«Хочу принять смерть лицом к врагу»

Журналист «МК» Ольга Божьева: «Деда расстреляли в 1942-м. Под Смоленском. За то, что он думал так же, как те, кто сегодня держит оборону в Славянске, Мариуполе, Донецке…»

Славянск, Мариуполь, Донецк… Когда видишь телекартинку из этих украинских городов, где сегодня идут бои, есть погибшие и раненые, невозможно отделаться от исторических параллелей. Особенно в эти предпраздничные майские дни. Люди, что дежурят на блокпостах, говорят: «Да, нам страшно. Воевать не хочется. Но другого выхода нет. Будем стоять до конца. Как наши деды в годы Великой Отечественной».

Некоторые мои коллеги в таких кадрах видят исключительно «путинскую пропаганду». Мне увидеть то же самое мешает моя генетическая память. Почему-то именно теперь она мучает все чаще. И в лицах тех людей на блокпостах я вдруг начинаю узнавать едва уловимые черты моего деда. Его расстреляли в 1942-м. Под Смоленском. За то, что он думал так же, как те, кто сегодня держит оборону в Славянске, Мариуполе, Донецке…

Журналист «МК» Ольга Божьева: «Деда расстреляли в 1942-м. Под Смоленском. За то, что он думал так же, как те, кто сегодня держит оборону в Славянске, Мариуполе, Донецке…»

Про деда мне в детстве рассказывала мама. О войне она вспоминала неохотно и всегда плакала. Но детская память цепкая — держит каждое слово, каждую интонацию. Поэтому обо всем, что она говорила, постараюсь рассказать ее словами — как бы от первого лица.

■ ■ ■

— В семье я была самым младшим, десятым ребенком. Правда, выжили не все — пятеро умерли в возрасте 3–4 лет от всяких детских болезней, в основном скарлатины.

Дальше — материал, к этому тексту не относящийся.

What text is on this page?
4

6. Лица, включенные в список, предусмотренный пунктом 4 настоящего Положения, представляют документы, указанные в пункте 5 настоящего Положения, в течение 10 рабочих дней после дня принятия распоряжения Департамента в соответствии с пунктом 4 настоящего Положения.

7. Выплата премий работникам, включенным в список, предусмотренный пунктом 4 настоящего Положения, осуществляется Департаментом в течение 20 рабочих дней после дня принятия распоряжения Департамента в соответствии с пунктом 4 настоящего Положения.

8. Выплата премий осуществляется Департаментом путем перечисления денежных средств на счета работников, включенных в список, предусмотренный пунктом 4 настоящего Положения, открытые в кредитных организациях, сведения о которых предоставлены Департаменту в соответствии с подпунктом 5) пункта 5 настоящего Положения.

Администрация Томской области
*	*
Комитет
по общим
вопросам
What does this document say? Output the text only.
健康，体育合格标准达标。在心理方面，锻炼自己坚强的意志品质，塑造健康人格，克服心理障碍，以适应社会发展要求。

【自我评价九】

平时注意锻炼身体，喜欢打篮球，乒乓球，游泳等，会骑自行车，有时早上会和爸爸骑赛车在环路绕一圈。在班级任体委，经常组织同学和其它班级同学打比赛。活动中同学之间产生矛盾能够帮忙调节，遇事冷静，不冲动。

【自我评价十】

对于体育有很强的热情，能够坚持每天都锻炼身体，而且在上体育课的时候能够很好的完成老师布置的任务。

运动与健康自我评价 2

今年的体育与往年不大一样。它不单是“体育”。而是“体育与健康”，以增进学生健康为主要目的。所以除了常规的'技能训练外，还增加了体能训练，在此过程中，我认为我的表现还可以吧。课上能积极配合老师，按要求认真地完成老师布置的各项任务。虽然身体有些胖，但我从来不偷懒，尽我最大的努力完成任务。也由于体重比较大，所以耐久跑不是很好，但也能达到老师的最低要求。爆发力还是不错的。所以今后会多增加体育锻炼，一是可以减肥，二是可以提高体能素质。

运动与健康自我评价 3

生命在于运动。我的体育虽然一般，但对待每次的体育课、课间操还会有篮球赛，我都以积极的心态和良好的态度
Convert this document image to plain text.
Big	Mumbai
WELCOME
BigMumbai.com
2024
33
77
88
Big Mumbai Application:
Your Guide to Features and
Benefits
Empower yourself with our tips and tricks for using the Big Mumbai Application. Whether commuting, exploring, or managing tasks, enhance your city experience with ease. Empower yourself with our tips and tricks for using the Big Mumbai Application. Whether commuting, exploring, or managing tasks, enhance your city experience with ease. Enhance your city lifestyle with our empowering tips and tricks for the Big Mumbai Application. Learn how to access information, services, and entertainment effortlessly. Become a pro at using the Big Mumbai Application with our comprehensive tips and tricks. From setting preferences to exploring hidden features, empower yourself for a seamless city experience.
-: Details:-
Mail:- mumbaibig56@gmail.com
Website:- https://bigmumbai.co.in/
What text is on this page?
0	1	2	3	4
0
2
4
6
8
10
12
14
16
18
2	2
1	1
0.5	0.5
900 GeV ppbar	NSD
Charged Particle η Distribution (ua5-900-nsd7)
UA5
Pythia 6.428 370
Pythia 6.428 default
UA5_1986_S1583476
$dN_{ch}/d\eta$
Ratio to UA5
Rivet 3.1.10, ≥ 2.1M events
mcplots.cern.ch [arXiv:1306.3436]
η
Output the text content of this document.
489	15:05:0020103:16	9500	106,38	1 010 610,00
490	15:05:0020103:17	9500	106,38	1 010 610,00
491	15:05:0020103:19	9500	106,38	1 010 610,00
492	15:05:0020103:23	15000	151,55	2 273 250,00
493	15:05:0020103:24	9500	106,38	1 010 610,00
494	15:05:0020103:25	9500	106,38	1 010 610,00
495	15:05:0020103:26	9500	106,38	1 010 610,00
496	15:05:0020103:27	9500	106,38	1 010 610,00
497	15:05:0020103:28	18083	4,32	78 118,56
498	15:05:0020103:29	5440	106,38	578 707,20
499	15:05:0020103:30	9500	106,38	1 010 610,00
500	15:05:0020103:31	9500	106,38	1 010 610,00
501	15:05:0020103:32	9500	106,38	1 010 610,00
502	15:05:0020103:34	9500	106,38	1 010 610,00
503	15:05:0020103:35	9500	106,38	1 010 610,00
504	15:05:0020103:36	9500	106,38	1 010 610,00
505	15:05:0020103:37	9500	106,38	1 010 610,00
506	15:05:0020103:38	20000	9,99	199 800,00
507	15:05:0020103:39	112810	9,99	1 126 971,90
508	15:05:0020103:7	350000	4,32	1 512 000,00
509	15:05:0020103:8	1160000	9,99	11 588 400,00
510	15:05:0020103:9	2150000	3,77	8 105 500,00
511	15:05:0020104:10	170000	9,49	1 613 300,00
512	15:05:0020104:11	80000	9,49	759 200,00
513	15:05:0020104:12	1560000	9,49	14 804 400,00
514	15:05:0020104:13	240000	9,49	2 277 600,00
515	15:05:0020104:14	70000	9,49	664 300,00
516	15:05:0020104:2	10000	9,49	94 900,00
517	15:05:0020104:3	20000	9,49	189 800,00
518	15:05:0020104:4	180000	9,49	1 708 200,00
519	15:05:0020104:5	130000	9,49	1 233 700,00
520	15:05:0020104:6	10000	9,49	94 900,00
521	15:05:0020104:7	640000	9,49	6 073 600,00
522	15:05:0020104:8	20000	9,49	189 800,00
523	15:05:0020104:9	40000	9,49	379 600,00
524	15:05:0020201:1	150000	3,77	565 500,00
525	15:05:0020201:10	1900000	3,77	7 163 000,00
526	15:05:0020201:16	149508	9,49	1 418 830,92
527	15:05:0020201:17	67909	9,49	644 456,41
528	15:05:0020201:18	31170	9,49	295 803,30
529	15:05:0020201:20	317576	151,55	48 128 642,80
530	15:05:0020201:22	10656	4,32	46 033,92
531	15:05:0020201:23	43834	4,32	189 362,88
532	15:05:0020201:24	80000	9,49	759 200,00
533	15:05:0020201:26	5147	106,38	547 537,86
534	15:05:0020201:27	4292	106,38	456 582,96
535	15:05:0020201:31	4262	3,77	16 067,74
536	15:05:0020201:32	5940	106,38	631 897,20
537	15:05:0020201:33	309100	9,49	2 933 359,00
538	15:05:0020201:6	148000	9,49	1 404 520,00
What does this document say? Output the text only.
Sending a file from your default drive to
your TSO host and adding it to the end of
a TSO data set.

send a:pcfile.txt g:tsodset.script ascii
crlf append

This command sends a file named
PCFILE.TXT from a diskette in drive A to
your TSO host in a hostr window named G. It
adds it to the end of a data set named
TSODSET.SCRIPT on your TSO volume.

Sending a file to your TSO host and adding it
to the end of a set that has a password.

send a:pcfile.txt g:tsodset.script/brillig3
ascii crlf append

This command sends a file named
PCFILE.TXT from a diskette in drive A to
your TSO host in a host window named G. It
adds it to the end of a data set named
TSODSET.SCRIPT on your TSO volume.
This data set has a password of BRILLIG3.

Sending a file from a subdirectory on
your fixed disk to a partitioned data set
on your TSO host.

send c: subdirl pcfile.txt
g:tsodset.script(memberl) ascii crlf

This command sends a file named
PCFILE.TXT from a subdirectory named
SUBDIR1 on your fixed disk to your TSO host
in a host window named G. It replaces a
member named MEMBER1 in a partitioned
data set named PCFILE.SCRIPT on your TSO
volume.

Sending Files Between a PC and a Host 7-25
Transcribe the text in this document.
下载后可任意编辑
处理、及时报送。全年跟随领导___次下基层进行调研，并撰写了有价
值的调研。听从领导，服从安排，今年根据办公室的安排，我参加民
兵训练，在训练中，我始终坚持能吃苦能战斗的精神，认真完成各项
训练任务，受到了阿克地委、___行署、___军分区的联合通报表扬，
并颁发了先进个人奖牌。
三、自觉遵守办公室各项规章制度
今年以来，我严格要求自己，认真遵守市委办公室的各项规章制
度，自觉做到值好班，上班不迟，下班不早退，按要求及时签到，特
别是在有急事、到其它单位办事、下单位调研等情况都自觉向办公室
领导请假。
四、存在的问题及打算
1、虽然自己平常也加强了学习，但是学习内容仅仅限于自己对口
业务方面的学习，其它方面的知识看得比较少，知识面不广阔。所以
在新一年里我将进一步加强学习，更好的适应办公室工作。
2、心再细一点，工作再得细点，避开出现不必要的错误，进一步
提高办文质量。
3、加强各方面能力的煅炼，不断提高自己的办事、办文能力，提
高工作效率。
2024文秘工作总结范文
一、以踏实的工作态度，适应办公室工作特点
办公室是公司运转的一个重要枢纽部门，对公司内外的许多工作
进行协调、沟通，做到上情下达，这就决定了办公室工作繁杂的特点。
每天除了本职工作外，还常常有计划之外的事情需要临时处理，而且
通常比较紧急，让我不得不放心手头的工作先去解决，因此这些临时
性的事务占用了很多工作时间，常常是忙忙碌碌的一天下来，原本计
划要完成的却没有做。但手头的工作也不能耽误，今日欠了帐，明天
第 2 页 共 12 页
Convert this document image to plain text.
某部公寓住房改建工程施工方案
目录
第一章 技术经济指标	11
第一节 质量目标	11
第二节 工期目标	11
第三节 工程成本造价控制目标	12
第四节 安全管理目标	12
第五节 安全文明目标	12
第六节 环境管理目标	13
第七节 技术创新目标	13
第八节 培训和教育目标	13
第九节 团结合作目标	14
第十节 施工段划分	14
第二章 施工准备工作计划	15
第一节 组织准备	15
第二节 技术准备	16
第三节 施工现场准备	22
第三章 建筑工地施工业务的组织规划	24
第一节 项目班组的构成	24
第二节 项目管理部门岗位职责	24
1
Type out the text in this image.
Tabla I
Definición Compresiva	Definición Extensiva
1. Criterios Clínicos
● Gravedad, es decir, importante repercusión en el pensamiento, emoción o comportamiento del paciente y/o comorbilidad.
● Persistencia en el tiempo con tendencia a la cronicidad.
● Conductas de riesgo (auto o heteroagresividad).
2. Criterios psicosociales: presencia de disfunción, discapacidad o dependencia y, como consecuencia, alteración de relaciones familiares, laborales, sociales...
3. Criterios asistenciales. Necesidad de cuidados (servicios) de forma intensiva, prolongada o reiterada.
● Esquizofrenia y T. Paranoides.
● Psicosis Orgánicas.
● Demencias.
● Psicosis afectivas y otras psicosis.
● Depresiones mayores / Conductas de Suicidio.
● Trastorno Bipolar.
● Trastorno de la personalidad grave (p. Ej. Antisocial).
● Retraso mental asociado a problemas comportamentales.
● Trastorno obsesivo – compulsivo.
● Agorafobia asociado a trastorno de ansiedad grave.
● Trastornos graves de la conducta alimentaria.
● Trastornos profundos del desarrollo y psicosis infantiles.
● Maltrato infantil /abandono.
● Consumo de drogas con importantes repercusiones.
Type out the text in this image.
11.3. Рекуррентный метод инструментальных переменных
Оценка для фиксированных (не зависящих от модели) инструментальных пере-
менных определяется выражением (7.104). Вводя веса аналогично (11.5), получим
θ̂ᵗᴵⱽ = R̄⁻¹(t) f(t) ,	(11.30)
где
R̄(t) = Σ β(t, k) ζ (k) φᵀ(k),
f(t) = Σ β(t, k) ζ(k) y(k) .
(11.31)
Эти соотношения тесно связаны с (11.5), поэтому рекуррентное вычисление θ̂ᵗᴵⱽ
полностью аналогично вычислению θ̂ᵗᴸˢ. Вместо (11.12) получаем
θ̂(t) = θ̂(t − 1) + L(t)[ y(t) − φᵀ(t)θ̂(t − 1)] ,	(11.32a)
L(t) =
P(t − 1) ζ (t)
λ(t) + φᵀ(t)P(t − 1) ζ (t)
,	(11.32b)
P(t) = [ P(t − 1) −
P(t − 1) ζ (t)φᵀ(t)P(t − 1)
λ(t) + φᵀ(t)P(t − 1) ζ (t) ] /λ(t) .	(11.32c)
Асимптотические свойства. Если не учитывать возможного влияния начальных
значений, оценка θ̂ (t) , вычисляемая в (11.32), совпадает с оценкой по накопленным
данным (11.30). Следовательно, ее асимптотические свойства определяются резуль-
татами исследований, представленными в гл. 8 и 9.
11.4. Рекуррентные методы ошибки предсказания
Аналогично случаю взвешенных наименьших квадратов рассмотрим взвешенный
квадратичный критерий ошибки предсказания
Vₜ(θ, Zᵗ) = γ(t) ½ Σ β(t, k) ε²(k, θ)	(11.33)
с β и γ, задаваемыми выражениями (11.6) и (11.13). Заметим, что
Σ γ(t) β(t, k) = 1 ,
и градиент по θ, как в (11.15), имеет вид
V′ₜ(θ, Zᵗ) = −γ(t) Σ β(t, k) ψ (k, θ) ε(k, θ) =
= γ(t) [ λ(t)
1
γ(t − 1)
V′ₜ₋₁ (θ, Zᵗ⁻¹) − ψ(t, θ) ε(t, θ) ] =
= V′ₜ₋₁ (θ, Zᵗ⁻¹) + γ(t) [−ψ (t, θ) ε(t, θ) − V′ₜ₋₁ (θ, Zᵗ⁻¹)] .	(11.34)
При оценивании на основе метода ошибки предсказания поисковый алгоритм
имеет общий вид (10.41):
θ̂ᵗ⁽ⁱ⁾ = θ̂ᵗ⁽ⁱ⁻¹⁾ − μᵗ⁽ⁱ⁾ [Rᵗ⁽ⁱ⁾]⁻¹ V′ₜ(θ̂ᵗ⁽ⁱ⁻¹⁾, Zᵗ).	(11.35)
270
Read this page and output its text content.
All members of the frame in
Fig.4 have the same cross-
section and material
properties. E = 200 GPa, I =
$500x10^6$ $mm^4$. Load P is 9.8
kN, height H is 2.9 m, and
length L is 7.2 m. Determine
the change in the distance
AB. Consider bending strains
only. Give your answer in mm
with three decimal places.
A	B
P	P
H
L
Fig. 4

Жили мы в деревне Волоты, в Смоленской области. Отец Сергей Васильевич и мать Василиса Ивановна работали в колхозе — сеяли, пахали, косили… Мне в 1941-м было 12 лет, я училась в школе.

Большой войны никто не ждал. Только что закончилась война с Финляндией. Там погиб один из моих братьев — Даниил. Другой брат, Александр, третий год служил командиром танка на Украине. Домой его ждали со дня на день, а его все не отпускали — видно, знали, что война близко.

Сашку мы так и не дождались... Последнее письмо от него пришло из Ровенской области. На фронт ушел и самый старший брат — Яков.

Немцы наступали быстро. Мы видели, как наши войска готовились к обороне Смоленска — окапывались, строили укрепления. Через нашу деревню целыми днями к лесу ехали обозы, орудия, шли бойцы… Но однажды прилетели немецкие самолеты — все небо от них было черно — и начали бомбить.

Бомбили несколько часов. Уничтожили все укрепления, что наши так долго строили. Они потом двое суток мимо нас отступали. Помню, бежит из леса лошадь — брюхо осколком вспорото. Кишки вываливаются, она на них наступает, ржет, падает, переворачивается, вскакивает, опять бежит…

У нас в двух хатах-пятистенках лежали раненые. Многие без сознания. Очнутся, шевелят губами: пить… Мы с мамой то водички, то молочка им в рот вливаем. Машины санитарные из леса едут, умоляем: заберите их! Немцы неподалеку на горе уже орудия устанавливают — обстреливать готовятся. А санитары: не можем, машины переполнены. Сбросят бинты, перевязочные пакеты — и уезжают.

Лишь две самые последние машины их все же забрали. Грузили как дрова — один на одного, — только бы увезти. И тут сразу немцы начали наступать…

Въезжали в деревню на мотоциклах. И тут же бросились кур ловить, свиней резать, разводить костры — мясо жарить…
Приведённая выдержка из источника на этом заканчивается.